We all know deep down that life doesn't have infinite value. But it's not nice to say that explicitly. If somebody says, "I wont spend my child's college fund to pay for grandpa's experimental cancer treatment because he's 74 and showing signs of dementia," they'll be pilloried. But if a government bureaucracy rations medical care, the same person can say, "Those bastards put grandpa on an 18-month waiting list. Aren't they AWFUL? Spend the college fund? We shouldn't have to! We paid for grandpa's care in our TAXES! Our health care system is BROKEN!" And the college fund is safe.

Social desirability bias is especially strong with regard to medical issues. Don't underestimate the value of having a faceless government bureaucracy to use as a whipping-boy.

Insurance companies can't ration care like that--they'd be sued out of existence. Only government can survive the lawsuits such rationing would precipitate.

I think the best case scenario is a "pay-or-play" system where people can buy into a cheap, government-run "insurance" plan featuring the brutal, heavy-handed rationing required to keep costs down.
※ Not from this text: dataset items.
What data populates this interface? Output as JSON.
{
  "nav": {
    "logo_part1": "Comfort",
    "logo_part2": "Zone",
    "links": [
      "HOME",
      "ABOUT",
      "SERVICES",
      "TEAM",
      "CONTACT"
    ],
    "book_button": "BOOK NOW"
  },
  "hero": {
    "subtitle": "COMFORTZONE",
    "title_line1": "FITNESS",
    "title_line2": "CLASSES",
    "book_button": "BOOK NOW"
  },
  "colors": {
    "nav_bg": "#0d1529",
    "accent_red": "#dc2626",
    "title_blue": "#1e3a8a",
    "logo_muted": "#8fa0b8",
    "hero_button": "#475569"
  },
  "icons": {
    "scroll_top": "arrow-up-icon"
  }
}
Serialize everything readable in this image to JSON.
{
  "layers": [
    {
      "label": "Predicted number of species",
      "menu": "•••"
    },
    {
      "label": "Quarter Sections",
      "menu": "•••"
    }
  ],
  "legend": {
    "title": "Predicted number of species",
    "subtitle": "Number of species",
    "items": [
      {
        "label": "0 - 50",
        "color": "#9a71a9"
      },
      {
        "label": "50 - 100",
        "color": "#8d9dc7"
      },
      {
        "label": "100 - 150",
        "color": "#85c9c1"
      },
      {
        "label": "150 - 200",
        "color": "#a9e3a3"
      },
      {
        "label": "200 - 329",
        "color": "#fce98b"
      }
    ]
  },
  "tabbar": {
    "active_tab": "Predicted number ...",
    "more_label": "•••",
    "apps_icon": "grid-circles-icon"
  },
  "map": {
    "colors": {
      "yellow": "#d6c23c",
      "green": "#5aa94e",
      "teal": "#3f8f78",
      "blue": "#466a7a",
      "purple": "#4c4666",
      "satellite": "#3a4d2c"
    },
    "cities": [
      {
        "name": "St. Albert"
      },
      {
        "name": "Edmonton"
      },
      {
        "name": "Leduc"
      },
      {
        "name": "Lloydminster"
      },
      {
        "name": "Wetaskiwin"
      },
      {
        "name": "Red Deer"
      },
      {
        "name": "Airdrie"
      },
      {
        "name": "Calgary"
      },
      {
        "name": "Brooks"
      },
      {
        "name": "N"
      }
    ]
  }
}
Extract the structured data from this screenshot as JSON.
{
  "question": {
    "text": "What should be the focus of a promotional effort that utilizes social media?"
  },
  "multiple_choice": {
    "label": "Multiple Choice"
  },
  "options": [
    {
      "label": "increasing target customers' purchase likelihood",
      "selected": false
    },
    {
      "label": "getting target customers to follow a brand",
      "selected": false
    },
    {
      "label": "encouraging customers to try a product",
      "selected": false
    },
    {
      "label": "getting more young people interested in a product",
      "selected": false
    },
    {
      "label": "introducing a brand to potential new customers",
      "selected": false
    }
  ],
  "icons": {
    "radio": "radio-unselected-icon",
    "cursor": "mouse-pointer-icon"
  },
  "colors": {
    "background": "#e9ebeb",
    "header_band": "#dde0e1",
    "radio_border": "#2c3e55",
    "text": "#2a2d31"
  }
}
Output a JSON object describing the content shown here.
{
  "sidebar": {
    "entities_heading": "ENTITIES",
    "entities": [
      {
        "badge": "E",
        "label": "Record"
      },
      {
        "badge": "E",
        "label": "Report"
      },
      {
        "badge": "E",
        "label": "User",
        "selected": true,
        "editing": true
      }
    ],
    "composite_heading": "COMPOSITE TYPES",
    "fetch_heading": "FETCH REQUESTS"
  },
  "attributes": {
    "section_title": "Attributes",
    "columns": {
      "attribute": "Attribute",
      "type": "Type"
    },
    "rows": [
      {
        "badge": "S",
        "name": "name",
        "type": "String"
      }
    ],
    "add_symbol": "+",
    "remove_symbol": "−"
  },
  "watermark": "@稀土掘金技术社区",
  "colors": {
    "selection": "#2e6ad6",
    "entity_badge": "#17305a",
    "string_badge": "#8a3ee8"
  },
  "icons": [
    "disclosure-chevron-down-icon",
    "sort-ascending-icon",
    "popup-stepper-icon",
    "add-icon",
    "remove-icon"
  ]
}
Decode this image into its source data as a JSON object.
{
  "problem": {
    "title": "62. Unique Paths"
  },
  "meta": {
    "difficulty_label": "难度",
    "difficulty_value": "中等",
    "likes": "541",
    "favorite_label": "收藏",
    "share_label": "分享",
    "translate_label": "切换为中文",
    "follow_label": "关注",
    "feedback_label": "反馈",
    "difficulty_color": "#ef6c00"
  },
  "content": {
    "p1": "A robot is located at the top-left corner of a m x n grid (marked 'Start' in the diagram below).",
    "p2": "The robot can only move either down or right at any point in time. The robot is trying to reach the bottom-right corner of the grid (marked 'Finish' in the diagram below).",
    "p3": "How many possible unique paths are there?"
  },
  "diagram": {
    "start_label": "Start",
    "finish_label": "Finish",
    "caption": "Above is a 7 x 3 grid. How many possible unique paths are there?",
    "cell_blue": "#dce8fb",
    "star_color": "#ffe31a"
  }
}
Hopefully, private insurance plans would survive, but I worry about that. You know what the usual suspects will say: "The rich people are buying up too much health care. We need to ration it more." Maybe we'll be traveling to private hospitals in Britain to get the care the government wont allow us to have here.

Have a nice day!

Robin Hanson writes:

Yup. I wonder how many people who fight the pretend battle understand its status as such?

Zach writes:


Intersting and novel perspective. I am a physician at Hopkins, and I'm of the mindset that until we can exlucde people from the system (sorry, your 90, you don't get any more PET/CT's and $100k/yr chemo), we'll never reign in runaway healthcare costs. So, your logical conclusion is that the only entity strong enough to do that is the government. Obviously lots of badness would go along with that, and I'm not a fan of socializeed medicine, but it does lay out an interesting silver lining. My fear would be that the politics of re-election and the AARP lobby would prevent much from being cut out, but I really find your psychological perspective of denial of care very insightful.

Jim Ancona writes:

Dave asks:

My question is this: Why is it that most (but not all) private insurance plans tend to offer low, fixed copayments for doctor's visits and drugs?

In a word, taxes. Health care premiums are deducted pre-tax, wheras you otherwise pay for doctor's visits and drugs using after-tax dollars. Does the move toward first-dollar coverage make more sense now?


Dave writes:

Thanks Jim, that does make sense. I'm sort of embarrassed to have overlooked that.